Szott, who is a captain for the Warriors this year, is not necessarily a talkative leader, said Hamlen. She leads by example on and off the ice and demonstrates how to be more than just a student or an athlete. There’s no way to teach the kind of selflessness, care, leadership and humility Szott embodies. Having a captain like her for younger players to look up to and emulate is invaluable.

“She initiated all sorts of projects and got the team on board with really being a part of the greater community outside of our locker room. That has not only connected us to the Andover and North Andover community, but it also connected our team to each other. It brought teammates together doing something that wasn’t just playing hockey for themselves, it was doing something for somebody else. Connecting our teammates to each other by bringing them into service has been a unique and really cool experience for our players,” said Hamlen.

“That’s leadership. That’s showing the way. That’s influence.”

Szott has found the attention she’s received as a finalist a bit unnerving because she’s never thought of any of the things she’s done as hers alone.

“You see the nomination, you see my name, but honestly, part of what makes this so special is just the people that I can share it with and who have been a part of this whole journey. It has definitely not just been me doing all of this. It is such a special honor to be a finalist. I’ve always been proud to represent something bigger than myself. Merrimack. Hockey East. Everyone back home. My teammates. It’s being able to represent everyone on a bigger stage and make everyone else who’s been a part of this work proud,” Szott said.

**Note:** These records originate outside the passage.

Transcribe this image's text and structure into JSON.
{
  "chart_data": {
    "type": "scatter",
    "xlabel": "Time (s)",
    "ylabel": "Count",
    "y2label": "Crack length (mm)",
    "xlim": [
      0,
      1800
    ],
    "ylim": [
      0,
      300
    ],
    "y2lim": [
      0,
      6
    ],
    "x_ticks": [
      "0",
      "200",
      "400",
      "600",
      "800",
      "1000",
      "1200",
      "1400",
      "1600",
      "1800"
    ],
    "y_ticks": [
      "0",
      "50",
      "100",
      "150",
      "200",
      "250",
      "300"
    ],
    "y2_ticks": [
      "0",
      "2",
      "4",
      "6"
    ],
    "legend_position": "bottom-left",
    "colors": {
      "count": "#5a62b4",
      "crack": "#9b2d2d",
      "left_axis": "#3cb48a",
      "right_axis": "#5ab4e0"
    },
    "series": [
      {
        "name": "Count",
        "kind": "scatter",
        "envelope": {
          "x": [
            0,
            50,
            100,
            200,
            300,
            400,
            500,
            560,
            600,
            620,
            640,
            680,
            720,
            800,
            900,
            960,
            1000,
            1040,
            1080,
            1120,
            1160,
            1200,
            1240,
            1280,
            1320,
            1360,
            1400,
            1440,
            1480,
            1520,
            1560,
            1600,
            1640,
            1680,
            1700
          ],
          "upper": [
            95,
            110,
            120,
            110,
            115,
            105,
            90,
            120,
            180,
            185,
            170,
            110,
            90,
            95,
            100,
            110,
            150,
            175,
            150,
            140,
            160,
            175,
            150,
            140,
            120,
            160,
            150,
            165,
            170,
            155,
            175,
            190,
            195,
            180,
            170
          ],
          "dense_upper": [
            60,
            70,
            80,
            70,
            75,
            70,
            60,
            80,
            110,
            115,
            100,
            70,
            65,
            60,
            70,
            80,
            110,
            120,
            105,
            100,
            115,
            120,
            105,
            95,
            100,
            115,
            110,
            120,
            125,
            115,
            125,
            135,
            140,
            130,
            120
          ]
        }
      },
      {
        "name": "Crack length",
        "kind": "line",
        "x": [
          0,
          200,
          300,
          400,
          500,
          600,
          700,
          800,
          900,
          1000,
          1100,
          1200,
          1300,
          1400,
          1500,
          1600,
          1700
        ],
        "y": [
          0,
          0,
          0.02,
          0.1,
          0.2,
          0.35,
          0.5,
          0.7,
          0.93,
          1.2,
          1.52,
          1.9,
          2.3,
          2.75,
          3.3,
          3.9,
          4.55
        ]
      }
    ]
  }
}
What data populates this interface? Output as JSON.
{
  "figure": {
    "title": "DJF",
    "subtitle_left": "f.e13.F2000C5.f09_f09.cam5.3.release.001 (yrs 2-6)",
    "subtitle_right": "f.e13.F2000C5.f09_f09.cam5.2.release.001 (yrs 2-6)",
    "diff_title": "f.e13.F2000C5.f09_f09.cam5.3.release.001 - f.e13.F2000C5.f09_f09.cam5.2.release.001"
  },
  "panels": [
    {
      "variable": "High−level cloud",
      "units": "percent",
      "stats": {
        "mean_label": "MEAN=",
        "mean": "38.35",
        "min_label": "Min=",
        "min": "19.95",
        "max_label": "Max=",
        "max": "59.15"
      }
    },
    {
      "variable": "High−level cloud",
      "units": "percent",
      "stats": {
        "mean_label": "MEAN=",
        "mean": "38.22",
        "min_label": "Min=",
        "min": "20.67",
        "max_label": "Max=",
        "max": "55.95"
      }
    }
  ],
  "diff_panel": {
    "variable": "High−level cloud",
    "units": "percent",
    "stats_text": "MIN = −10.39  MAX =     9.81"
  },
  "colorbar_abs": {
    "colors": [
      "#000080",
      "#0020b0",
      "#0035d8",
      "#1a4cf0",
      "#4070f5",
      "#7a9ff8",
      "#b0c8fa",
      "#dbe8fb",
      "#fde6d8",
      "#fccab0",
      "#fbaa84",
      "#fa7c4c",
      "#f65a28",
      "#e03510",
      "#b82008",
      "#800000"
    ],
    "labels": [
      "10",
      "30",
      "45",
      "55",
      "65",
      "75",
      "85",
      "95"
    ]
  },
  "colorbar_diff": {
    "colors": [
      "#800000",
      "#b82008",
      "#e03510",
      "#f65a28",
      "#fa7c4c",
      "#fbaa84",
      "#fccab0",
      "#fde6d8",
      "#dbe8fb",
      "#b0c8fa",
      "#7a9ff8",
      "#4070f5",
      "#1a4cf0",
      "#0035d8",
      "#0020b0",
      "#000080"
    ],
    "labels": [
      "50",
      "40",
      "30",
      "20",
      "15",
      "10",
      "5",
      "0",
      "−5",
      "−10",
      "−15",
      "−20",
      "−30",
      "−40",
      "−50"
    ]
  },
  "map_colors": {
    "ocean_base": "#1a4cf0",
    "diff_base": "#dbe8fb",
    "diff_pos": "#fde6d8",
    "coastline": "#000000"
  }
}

Hamlen said that she’s glad Szott is being recognized, but she wants to emphasize that though there have been many projects on campus and around Andover, they are by no means the extent of what her captain has done and will continue to do.

“This is who she has been her entire life, not who she’s just been becoming. Now she’s taking more charge of where she spends her time, but she’s always been this giving, caring person who’s able to think of other people before she thinks of herself more often than not,” said Hamlen.

Szott credits her parents, Bev and Tim, with putting her on this path and helping her become the person she is today. They instilled her values and supported her in hockey at every opportunity. Some 4000 km from home, Szott is a campus and team leader and a role model, but she has also never stopped being a farm girl from rural Alberta. She just has a whole lot more perspective on life now.

Volunteer and fundraising initiatives have taken up much of Szott’s time off the ice at Merrimack (photo: Merrimack Athletics).

“My parents always remind me of who I am, my beliefs and encourage me. That’s who I am here (at Merrimack). I moved to the city and then to Ontario and to Merrimack and I tried to remain the same person with the same values and that’s because of them. My parents just always made sure that I’m staying true to myself and my values. They were willing to go to great lengths to help me branch out as a person and branch out as a player,” Szott said.

Szott plans to return to Merrimack for her fifth year of eligibility and continue studying sports management and management. She also plans to keep building on the foundation of giving she has already established.

“Hockey is a part of who I am and brought things like confidence, learning the value of hard work, supporting others and lifelong friends,” said Szott. “We’re so fortunate to be in this position where we can give back by utilizing our sport as the stage. I plan to continue to build and expand on all of this. There are always more ideas. There’s always more you can do.”